Mallet wrote some theatrical pieces, which, though partially successful on their representation, are now utterly forgotten. Gibbon anticipated, that, if ever his friend should attain poetic fame, it would be acquired by his poem of "Amyntor and Theodora."

This, the longest of his poetical works, is a tale in blank verse, the scene of which is laid in the solitary island of St. Kilda, whither one of his characters, Aurelius, had fled to avoid the religious persecutions under Charles II. Some highly-wrought descriptions of marine scenery, storms, and shipwreck, with a few touches of natural pathos and affection, constitute the chief characteristics of the poem. The whole, however, even the very names in such a locality, has an air of improbability and extravagance. Another work of the same kind, but inferior in execution, is his poem "The Excursion," written in imitation of the style of Thomson's "Seasons." The defects of Thomson's style are servilely copied; some of his epithets and expressions are also borrowed; but there is no approach to his redeeming graces and beauties. Contrary to the dictum of Gibbon the poetic fame of Mallet rests on his ballads, and chiefly on his "William and Margaret," which, written at the age of twenty-three, afforded high hopes of ultimate excellence. The simplicity, here remarkable, he seems to have thrown aside when he assumed the airs and dress of a mail of taste and fashion. All critics, from Dr. Percy downwards, have united in considering "William and Margaret" one of the finest compositions of the kind in our language. Sir Walter Scott conceived that Mallet had imitated an old Scottish tale to be found in Allan Ramsay's "Tea-Table Miscellany," beginning, "There came a ghost to Margaret's door." The resemblance is striking.

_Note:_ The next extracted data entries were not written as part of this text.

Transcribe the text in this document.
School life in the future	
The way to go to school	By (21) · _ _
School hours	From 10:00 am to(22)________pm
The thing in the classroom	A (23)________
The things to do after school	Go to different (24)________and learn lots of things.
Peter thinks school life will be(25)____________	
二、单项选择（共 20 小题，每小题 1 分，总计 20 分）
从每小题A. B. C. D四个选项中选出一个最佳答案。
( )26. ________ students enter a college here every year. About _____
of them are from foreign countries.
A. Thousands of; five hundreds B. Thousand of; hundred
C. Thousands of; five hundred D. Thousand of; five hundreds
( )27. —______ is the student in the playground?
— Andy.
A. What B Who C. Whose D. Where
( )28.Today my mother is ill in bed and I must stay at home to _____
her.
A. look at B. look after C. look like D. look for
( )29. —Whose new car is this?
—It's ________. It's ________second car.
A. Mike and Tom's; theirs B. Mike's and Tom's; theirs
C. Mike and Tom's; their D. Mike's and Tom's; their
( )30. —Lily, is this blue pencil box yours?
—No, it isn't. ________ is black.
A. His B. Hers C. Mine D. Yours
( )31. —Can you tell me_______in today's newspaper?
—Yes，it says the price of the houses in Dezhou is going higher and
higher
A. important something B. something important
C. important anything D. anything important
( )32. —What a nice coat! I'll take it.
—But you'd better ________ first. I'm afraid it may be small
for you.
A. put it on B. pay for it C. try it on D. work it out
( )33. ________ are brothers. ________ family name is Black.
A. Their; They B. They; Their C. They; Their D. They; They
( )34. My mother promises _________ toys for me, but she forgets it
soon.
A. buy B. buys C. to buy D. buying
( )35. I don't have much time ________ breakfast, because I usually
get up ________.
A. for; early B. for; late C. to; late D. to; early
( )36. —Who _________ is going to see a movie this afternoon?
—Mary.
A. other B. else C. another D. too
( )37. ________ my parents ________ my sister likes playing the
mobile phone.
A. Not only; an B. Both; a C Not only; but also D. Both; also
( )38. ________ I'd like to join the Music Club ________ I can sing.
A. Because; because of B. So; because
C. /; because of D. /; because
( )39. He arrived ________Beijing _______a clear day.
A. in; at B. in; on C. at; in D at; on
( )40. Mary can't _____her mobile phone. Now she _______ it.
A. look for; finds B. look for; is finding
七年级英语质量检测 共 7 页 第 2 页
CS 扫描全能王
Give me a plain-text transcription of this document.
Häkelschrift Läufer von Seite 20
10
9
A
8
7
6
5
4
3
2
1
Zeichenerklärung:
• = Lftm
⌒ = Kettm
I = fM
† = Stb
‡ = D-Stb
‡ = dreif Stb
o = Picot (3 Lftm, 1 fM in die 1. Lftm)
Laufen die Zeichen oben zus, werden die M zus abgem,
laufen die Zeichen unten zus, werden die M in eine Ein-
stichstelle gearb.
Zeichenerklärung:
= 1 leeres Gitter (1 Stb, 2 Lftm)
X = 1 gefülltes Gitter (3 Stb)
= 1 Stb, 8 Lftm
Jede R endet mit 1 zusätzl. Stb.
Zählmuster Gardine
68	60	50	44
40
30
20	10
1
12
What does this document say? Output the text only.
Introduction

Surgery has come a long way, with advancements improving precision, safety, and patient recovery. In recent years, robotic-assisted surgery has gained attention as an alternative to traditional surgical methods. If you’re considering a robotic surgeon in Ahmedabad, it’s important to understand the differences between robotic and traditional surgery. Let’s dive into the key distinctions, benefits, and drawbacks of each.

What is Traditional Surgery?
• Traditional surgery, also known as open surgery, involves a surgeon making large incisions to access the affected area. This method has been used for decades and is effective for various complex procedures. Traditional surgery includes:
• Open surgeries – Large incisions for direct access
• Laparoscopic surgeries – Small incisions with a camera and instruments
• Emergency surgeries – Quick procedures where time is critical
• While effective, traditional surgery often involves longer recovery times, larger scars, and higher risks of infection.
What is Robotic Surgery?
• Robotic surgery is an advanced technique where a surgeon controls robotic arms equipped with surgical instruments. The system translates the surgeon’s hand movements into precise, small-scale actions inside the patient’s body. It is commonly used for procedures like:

Mallet confessed only (in a note to his ballad) to the following verse in Fletcher's "Knight of the Burning Pestle:"—

When it was grown to dark midnight,
And all were fast asleep,
In came Margaret's grimly ghost,
And stood at William's feet.

In the first printed copies of Mallet's ballad, the two first lines were nearly the same as the above—

When all was wrapt in dark midnight,
And all were fast asleep.

He improved the rhyme by the change; but beautiful as the idea is of night and morning meeting, it may be questioned whether there is not more of superstitious awe and affecting simplicity in the old words.